Compliance Penetration Testing
Regardless of size, sector or location, every organisation is at risk of cyber attack. Penetration testing helps you stay on top of such risks by simulating malicious attacks against your systems to determine the adequacy of your security and its effectiveness to withstand actual threats. The resultant findings provided by a certificated ethical hacker provide you with a reliable basis from which to improve your security controls.
Penetration Testing for ISO 27001 Control A.12.6.1e
Out of all the security standards that have been prescribed by various bodies and organizations so far, ISO 27001 has been the most popular. ISO 27001 contains ten clauses and 114 controls, this standard has also served as a stepping stone for many organizations to improvise their information security policies and procedures.
To comply with control A.12.6.1 of Annex A of ISO 27001, you are required to prevent the exploitation of technical vulnerabilities. However, it leaves the decision as to how you go about it, up to you? So, do you need to perform the penetration testing? The answer is – not necessarily. This is because, following the vulnerability assessment we will know whether the system is vulnerable so by fixing it, we can avoid the problem altogether.
If you want to be compliant with ISO 27001 you can achieve it by performing only vulnerability assessment and fixing the potential issues. That said, we would highly recommended full penetration testing as best practice. It can help you prioritise issues and it will tell you how vulnerable your systems are.
Penetration testing is conducted annually in order to comply with the ISO 27001 standards.
Phases of Penetration Testing for ISO 27001 Control A.12.6.1
If you are thinking about carrying out penetration testing to support your ISO 27001 implementation, there are several recognised, reliable methodologies that can be used. A good methodology should follow something similar to the stages outlined below.
Planning: Planning the testing activities, and identifying the information systems and targets to be tested, agreeing the best time to execute the testing activities, and planning of meetings with people involved. The plan should be agreed between the company and the penetration tester.

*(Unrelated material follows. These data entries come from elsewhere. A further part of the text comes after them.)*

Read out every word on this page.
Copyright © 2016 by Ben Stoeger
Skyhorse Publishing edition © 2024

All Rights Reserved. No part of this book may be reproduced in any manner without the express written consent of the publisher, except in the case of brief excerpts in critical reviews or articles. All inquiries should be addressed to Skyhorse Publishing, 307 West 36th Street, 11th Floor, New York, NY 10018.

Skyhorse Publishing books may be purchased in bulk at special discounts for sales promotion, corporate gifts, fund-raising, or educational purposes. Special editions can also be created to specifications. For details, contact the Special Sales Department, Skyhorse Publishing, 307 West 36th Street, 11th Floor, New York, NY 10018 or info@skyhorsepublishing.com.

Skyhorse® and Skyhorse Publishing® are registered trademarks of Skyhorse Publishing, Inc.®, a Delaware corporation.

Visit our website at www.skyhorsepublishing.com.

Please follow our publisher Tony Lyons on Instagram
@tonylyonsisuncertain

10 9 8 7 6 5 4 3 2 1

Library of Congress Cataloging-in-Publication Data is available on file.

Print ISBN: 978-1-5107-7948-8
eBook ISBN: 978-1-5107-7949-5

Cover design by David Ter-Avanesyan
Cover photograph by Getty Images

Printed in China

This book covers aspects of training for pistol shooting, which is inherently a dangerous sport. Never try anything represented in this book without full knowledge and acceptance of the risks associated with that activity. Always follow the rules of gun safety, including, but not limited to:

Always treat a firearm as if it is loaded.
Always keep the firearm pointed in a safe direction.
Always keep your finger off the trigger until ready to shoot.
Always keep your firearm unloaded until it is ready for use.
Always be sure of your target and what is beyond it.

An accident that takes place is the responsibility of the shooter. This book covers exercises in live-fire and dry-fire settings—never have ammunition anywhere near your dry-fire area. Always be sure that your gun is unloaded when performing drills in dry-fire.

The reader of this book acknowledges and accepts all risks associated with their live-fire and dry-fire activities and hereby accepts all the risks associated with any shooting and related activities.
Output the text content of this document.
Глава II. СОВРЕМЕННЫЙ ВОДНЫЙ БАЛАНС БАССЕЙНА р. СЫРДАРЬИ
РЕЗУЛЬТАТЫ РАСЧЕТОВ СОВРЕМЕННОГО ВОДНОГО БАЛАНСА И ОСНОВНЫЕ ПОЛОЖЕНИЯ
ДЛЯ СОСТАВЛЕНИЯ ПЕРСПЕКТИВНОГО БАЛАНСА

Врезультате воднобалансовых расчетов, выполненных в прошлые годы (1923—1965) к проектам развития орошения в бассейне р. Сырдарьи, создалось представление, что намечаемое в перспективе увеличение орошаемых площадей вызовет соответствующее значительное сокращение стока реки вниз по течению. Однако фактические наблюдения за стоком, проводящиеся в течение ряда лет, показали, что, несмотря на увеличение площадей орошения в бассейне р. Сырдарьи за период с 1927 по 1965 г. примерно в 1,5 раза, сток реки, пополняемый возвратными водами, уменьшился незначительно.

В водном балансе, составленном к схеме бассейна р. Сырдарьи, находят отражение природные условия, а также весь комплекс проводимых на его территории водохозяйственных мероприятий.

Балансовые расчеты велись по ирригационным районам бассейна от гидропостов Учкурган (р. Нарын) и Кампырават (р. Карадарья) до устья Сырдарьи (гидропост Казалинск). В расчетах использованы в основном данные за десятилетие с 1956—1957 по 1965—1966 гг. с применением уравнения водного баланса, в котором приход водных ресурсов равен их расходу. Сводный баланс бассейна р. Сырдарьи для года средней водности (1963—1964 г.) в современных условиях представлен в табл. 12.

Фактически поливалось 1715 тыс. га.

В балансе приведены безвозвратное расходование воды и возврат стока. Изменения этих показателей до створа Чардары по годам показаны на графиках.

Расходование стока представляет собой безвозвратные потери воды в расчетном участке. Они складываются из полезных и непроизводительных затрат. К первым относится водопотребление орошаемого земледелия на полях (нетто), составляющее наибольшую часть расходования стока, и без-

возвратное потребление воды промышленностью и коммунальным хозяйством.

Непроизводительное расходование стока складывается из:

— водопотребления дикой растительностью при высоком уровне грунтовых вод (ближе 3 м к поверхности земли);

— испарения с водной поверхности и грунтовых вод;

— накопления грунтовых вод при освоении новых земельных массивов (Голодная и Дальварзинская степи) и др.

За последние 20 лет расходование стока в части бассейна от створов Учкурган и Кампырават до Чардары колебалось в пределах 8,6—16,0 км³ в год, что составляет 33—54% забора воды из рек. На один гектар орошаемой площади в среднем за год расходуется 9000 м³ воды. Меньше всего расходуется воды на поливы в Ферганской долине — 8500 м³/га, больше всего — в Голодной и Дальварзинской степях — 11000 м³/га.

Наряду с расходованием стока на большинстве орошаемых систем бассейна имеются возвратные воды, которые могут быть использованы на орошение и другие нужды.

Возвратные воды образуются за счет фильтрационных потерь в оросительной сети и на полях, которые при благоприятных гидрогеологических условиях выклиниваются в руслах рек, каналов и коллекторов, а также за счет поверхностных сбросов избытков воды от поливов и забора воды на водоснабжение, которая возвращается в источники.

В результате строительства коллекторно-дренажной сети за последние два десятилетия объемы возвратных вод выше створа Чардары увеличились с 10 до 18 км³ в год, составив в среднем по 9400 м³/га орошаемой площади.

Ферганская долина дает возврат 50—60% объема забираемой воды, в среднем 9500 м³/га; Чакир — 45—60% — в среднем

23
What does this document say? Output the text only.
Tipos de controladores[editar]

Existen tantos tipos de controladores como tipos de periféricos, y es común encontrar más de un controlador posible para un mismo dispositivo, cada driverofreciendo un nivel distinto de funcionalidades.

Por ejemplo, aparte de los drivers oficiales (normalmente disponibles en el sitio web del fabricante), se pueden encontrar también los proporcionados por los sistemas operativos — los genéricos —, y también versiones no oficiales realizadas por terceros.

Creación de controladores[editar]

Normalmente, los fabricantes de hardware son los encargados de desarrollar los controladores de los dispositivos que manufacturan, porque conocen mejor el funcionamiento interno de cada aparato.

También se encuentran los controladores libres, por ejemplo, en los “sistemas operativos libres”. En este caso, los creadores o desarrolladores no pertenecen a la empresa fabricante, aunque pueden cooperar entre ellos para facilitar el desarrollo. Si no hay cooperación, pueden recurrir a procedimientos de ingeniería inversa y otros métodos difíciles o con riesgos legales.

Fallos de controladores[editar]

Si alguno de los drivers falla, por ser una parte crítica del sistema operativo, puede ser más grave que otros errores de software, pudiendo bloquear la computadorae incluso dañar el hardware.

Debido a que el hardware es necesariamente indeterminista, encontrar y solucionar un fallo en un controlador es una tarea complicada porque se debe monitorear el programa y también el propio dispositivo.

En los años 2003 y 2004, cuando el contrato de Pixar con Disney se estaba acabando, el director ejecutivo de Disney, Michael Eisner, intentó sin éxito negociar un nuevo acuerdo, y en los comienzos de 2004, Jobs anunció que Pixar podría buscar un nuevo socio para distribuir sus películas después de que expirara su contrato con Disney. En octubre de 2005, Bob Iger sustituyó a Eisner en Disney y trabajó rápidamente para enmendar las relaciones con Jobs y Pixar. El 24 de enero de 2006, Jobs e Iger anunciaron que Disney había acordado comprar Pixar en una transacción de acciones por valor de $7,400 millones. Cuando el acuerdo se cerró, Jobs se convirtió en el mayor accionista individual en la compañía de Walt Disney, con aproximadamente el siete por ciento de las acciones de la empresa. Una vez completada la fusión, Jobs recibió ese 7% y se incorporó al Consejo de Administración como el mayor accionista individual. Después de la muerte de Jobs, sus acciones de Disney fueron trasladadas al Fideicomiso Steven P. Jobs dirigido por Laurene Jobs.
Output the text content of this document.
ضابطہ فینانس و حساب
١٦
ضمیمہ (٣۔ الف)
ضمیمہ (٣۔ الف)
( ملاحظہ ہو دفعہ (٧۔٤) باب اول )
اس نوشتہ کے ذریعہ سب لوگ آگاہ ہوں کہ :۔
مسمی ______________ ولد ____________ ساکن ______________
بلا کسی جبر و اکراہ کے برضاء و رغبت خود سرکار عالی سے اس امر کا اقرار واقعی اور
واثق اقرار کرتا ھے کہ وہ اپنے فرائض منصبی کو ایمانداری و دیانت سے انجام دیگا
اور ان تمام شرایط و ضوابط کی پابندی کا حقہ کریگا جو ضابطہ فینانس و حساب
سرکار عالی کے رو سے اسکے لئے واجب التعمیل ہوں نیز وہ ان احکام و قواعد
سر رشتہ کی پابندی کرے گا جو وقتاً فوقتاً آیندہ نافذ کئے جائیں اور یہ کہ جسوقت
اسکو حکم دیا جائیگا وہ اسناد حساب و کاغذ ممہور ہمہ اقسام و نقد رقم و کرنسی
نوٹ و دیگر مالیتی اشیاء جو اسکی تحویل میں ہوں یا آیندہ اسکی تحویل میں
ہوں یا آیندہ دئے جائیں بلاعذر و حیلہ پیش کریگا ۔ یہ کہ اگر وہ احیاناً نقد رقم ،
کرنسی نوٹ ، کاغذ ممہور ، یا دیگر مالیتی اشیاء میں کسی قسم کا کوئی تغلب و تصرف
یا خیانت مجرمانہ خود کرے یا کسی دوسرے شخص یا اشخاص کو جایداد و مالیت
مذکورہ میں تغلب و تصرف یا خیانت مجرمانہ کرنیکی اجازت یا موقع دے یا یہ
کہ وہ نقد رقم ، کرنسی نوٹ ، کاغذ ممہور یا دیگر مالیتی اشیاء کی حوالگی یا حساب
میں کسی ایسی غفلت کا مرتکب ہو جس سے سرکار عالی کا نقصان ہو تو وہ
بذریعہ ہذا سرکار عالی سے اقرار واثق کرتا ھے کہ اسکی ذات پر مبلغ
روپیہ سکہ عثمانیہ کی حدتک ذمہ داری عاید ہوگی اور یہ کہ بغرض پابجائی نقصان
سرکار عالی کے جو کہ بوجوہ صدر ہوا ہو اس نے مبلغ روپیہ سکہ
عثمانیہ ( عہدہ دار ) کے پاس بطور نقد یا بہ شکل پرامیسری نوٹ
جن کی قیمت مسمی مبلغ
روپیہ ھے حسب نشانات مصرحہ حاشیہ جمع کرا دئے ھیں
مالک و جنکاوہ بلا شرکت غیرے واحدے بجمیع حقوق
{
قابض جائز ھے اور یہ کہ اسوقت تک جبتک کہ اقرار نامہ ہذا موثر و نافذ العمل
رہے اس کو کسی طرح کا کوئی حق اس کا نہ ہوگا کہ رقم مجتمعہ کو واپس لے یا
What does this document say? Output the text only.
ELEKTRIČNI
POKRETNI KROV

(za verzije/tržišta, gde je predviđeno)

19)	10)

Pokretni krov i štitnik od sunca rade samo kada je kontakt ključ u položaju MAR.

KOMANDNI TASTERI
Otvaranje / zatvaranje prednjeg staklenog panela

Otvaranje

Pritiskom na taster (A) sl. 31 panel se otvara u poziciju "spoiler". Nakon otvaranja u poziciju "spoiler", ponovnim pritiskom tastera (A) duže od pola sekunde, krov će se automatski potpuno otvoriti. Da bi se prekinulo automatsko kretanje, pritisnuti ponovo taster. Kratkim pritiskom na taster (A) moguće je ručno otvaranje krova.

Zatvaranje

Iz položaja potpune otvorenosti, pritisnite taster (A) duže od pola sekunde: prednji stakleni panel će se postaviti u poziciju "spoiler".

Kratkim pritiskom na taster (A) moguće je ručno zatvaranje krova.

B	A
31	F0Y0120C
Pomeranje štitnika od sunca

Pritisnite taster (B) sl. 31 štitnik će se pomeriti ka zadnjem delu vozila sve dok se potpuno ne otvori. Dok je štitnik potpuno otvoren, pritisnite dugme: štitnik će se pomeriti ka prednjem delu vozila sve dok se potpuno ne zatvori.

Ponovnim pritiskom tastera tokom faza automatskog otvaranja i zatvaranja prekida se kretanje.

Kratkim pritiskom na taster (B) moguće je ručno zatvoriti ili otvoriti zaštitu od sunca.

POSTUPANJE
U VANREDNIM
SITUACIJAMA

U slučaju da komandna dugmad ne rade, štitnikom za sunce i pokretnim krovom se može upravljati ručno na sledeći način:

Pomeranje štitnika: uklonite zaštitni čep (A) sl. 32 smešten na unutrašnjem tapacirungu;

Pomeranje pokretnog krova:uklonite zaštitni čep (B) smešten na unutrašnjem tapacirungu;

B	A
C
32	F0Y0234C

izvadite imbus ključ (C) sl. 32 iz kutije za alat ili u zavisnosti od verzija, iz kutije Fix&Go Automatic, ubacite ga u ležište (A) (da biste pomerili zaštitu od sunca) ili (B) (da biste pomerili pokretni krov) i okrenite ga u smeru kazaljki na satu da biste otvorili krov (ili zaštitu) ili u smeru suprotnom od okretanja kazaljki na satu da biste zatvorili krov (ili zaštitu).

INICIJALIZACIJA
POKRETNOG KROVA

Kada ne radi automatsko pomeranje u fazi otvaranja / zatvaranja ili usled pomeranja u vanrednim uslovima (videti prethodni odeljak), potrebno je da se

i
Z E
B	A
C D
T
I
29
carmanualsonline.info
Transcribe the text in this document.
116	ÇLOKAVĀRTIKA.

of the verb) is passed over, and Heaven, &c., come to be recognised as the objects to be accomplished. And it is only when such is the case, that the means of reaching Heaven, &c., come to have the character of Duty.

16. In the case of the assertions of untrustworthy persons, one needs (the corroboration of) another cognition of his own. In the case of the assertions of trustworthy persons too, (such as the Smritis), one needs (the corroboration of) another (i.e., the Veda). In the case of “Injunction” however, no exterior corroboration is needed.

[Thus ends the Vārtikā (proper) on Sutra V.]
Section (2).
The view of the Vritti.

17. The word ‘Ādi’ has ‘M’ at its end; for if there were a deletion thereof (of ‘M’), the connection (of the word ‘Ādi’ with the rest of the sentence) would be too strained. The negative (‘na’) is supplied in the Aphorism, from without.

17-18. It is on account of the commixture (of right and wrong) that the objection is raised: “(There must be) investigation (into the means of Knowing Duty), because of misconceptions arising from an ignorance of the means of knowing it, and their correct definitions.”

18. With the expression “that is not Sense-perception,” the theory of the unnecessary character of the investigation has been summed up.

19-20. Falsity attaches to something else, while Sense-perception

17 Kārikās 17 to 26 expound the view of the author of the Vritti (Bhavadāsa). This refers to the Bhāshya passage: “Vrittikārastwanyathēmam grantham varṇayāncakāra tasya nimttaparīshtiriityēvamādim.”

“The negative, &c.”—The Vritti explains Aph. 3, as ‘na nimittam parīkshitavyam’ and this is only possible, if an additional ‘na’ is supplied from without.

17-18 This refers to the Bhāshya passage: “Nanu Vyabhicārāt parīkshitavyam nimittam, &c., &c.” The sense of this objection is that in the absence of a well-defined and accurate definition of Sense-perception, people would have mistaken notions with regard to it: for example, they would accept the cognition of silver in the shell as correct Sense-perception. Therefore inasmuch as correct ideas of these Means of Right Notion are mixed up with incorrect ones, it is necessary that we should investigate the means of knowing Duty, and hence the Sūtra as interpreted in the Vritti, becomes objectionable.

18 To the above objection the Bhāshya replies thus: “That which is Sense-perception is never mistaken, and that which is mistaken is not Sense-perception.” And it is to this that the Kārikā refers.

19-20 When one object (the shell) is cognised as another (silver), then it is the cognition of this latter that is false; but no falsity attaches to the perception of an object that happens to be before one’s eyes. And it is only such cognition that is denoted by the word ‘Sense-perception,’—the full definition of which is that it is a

Information gathering: In this phase the tester gathers as much information as possible about the agreed targets, which is commonly known as “footprinting.”
Threat modeling: This is where the tester develops strategies to attack the client’s systems based on the information gathered.
Vulnerability analysis: Typically, a range of commercial and open source scanning tools are used to identify vulnerabilities. Using multiple tools provided better coverage and means it is less like ly that vulnerabilities will be missed. Which tools are used depends on the agreed targets.
Exploitation: Using exploitation tools and frameworks to determine if any vulnerabilities discovered in the previous phase can be successfully attacked.
Post-exploitation: If we have successfully accessed the target system(s) or we can download or transfer information stored in the database, we may attempt onward attacks on other connected systems on the network or determine if escalate the privileges of compromised user accounts.
Reporting: Reports should be written to include the technical details of the vulnerabilities and how they were exploited together with details of how the vulnerabilities can be fixed. The report should also contain a non-technical management summary.
How Often Should You Perform A ISO 27001 Penetration Test?
While every business need is different, it’s recommended that detailed penetration testing is conducted annually in order to comply with the ISO 27001 standards.
As security vulnerabilities are always evolving, it is recommended that more frequent external interim vulnerability assessment are conducted quarterly between the annual more detailed testing or after major changes to the networking infrastructure.